While it may seem a contradiction in terms to discuss the "quality" of two files of random numbers, there are some areas of concern beyond the randomness issues discussed in the Introduction.

Our intent is to have the numbers presented here match those in the printed volume. However, cross-checks have revealed some discrepancies. We would like to express our appreciation to Bob Clements — an engineer at BBN by day and a student of random numbers by night — who first brought the discrepancies to our attention in November 1994.

## Recalculation of Table 1

We used the random-digits data to recalculate the numbers in Table 1, which presents a tally of the ones, twos, threes, etc., that appear in the whole file and in each of 20 blocks of 50,000 consecutive digits.

Our calculated numbers did not agree with those in Table 1 for the second and eighth block of 50,000 digits. Mr. Clements had compared a printout of the second block of data with the corresponding lines in the book and located several discrepancies between them. We used scanning and optical character recognition to input the 20 pages of the book comprising the eighth block of digits and electronically compared the resulting file to the corresponding data, finding that the two were in complete agreement.

We corrected the second block of the data file to agree with the book and again recalculated Table 1. Only the discrepancies for the eighth block of digits remained.
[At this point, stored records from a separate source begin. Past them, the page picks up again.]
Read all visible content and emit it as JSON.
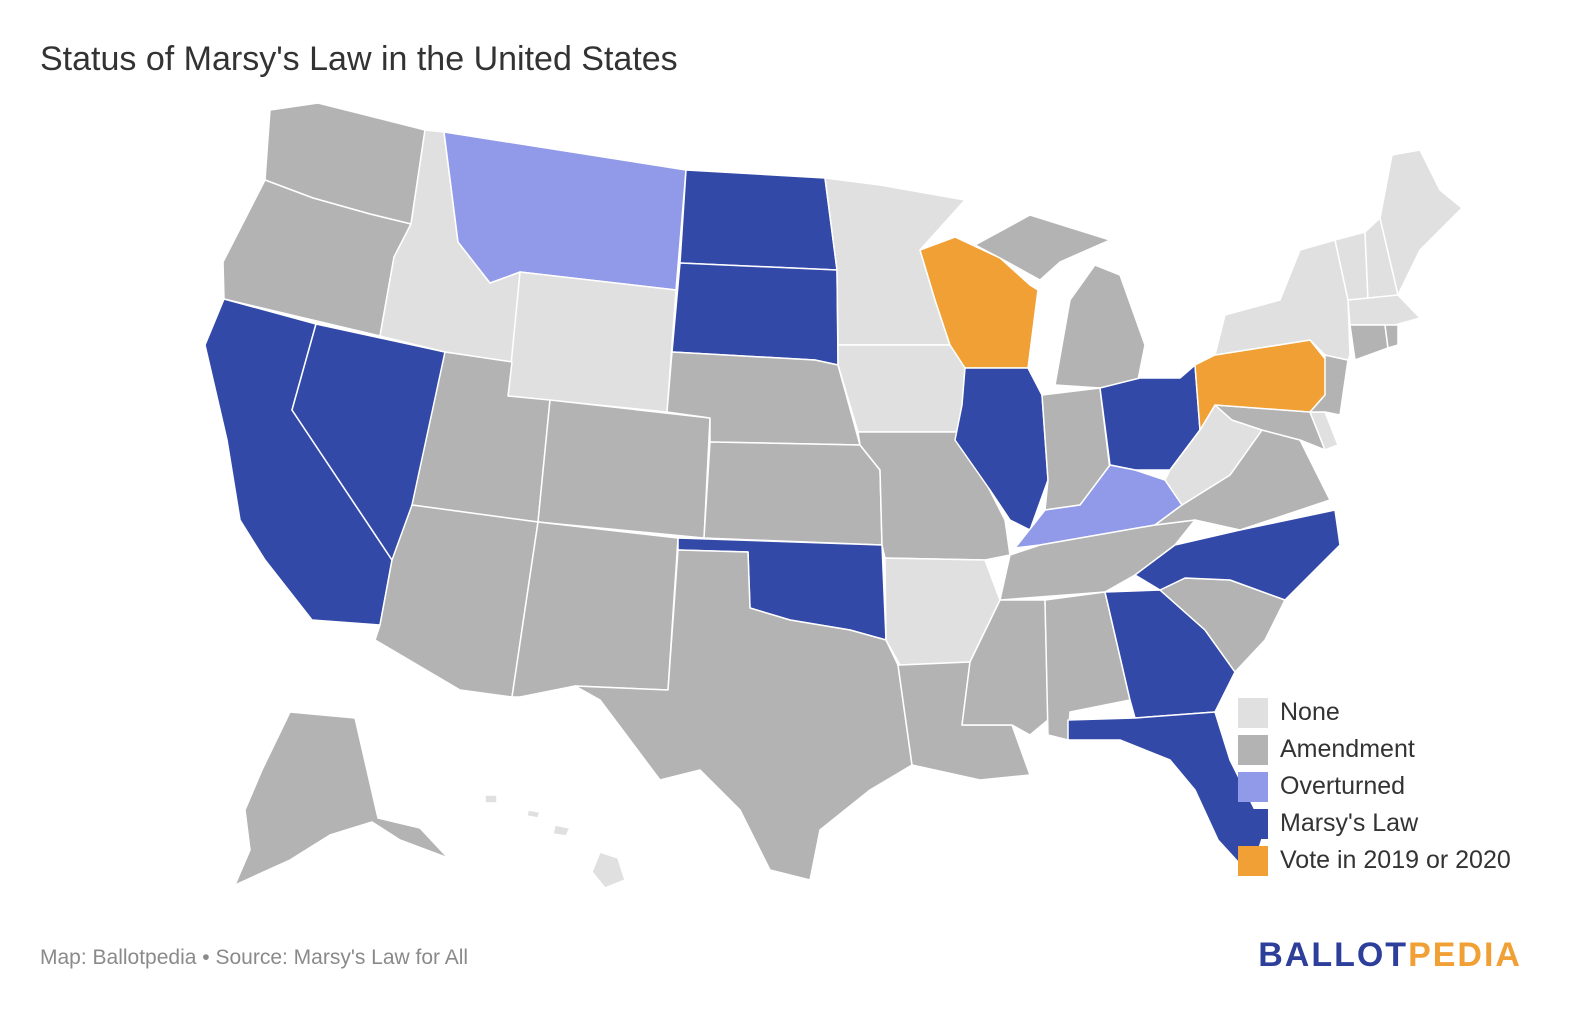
{
  "title": "Status of Marsy's Law in the United States",
  "colors": {
    "none": "#e0e0e0",
    "amendment": "#b3b3b3",
    "overturned": "#919ae8",
    "marsys_law": "#3349a8",
    "vote": "#f0a035",
    "overturned_light": "#b7bdec"
  },
  "legend": [
    {
      "label": "None",
      "color": "#e0e0e0"
    },
    {
      "label": "Amendment",
      "color": "#b3b3b3"
    },
    {
      "label": "Overturned",
      "color": "#919ae8"
    },
    {
      "label": "Marsy's Law",
      "color": "#3349a8"
    },
    {
      "label": "Vote in 2019 or 2020",
      "color": "#f0a035"
    }
  ],
  "states": {
    "none": [
      "Idaho",
      "Wyoming",
      "Minnesota",
      "Iowa",
      "Arkansas",
      "West Virginia",
      "New York",
      "Vermont",
      "New Hampshire",
      "Maine",
      "Massachusetts",
      "Delaware",
      "Hawaii"
    ],
    "amendment": [
      "Washington",
      "Oregon",
      "Utah",
      "Colorado",
      "Arizona",
      "New Mexico",
      "Texas",
      "Nebraska",
      "Kansas",
      "Missouri",
      "Louisiana",
      "Mississippi",
      "Alabama",
      "Tennessee",
      "Indiana",
      "Michigan",
      "Virginia",
      "Maryland",
      "New Jersey",
      "Connecticut",
      "Rhode Island",
      "South Carolina",
      "Alaska"
    ],
    "overturned": [
      "Montana",
      "Kentucky"
    ],
    "marsys_law": [
      "California",
      "Nevada",
      "North Dakota",
      "South Dakota",
      "Oklahoma",
      "Illinois",
      "Ohio",
      "North Carolina",
      "Georgia",
      "Florida"
    ],
    "vote": [
      "Wisconsin",
      "Pennsylvania"
    ]
  },
  "footer": {
    "credit": "Map: Ballotpedia • Source: Marsy's Law for All"
  },
  "brand": {
    "part1": "BALLOT",
    "part2": "PEDIA"
  }
}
Table 1 shows one fewer zero and one more two in the eighth block than does our recalculation. We believe this discrepancy is the result of an error made in reading the digits data cards during the calculation of Table 1. The results of this test, however, do not tell us anything about transposed digits or other self-canceling errors.
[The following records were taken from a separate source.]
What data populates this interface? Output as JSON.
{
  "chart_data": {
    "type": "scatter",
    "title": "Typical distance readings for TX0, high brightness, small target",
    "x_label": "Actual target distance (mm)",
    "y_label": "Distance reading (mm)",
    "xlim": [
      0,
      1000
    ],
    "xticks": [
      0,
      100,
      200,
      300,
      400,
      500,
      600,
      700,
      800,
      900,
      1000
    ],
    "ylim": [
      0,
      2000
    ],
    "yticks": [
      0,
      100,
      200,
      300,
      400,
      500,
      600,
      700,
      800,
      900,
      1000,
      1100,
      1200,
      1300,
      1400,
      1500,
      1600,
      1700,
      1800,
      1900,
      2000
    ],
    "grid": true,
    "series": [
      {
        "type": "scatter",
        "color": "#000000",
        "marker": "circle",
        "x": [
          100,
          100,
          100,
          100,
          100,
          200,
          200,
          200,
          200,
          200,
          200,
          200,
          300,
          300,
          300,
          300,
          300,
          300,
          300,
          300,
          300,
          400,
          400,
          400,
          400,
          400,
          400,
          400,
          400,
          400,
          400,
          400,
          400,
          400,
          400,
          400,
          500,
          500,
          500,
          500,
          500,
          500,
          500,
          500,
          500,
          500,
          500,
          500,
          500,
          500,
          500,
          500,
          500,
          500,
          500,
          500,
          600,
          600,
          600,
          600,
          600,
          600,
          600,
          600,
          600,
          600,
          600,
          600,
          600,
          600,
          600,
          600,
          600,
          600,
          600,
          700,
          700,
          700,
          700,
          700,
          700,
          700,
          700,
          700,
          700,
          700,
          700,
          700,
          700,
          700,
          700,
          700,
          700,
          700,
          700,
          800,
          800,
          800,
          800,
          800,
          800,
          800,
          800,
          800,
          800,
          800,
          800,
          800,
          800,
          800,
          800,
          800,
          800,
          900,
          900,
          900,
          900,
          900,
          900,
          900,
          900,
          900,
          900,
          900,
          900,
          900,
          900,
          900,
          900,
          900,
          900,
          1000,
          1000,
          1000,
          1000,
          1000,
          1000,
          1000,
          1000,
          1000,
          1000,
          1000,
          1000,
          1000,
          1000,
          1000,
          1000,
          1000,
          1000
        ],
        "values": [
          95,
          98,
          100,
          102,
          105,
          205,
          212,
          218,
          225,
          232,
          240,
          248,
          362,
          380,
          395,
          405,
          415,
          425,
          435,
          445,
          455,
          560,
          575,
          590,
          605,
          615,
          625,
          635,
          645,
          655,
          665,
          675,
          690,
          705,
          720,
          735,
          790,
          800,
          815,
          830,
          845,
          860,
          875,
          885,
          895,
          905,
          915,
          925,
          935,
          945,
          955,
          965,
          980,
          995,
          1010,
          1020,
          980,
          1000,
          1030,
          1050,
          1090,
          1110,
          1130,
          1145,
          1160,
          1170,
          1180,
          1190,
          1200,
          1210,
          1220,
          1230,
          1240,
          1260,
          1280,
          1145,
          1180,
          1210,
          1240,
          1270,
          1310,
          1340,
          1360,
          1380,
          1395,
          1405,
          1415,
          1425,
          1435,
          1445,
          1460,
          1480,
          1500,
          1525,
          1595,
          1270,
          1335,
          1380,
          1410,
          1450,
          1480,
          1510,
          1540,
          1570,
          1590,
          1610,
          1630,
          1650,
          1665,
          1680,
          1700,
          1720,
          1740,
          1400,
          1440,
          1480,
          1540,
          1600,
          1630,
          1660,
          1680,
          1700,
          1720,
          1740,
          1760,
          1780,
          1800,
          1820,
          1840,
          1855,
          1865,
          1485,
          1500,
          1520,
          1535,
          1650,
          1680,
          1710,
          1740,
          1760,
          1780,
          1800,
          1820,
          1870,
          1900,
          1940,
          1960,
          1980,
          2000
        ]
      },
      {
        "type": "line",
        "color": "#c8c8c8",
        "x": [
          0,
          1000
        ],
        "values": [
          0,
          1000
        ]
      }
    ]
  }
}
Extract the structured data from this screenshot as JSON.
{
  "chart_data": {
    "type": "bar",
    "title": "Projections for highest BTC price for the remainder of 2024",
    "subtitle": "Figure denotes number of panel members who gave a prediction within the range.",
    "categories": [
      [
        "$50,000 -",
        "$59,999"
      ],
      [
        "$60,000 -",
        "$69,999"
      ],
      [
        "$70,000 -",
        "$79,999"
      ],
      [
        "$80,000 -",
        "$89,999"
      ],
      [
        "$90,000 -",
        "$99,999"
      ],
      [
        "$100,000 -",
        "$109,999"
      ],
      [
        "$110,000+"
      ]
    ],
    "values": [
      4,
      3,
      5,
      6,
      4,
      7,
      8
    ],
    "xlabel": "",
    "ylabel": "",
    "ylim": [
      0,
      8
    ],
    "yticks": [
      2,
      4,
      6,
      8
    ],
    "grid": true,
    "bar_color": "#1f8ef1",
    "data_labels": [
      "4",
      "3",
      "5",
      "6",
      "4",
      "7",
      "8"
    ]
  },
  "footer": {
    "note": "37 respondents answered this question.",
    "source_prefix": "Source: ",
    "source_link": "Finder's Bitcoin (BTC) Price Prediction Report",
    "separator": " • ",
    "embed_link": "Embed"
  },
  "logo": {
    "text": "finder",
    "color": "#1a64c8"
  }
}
## Recalculation of Random Deviates

We used the random digits data to recreate the random deviates and electronically compared the recreated and original deviates data. There were five instances in which the recreated deviate did not match the corresponding item in the deviates data file.

However, for those five discrepancies, we compared the deviates data item and the corresponding digits to those in the book, and each of these ten comparisons matched. Therefore, the discrepancies exist in the printed volume as well.

We believe that at the time the original deviates were generated, errors made in reading the digits data led to "incorrect" deviates (i.e., deviates that do not correspond to the application of formula 1 to the digits from which they were generated).

## Recalculation of Table 3

Mr. Clements ran the poker-hands test on the data with the discrepancies in the second block and compared the results with the data in Table 3. He found several discrepancies there as well.

We did not reproduce this analysis. However, on the basis of our experience, we believe that these discrepancies are due to errors made in reading the digits data when the original tests were run.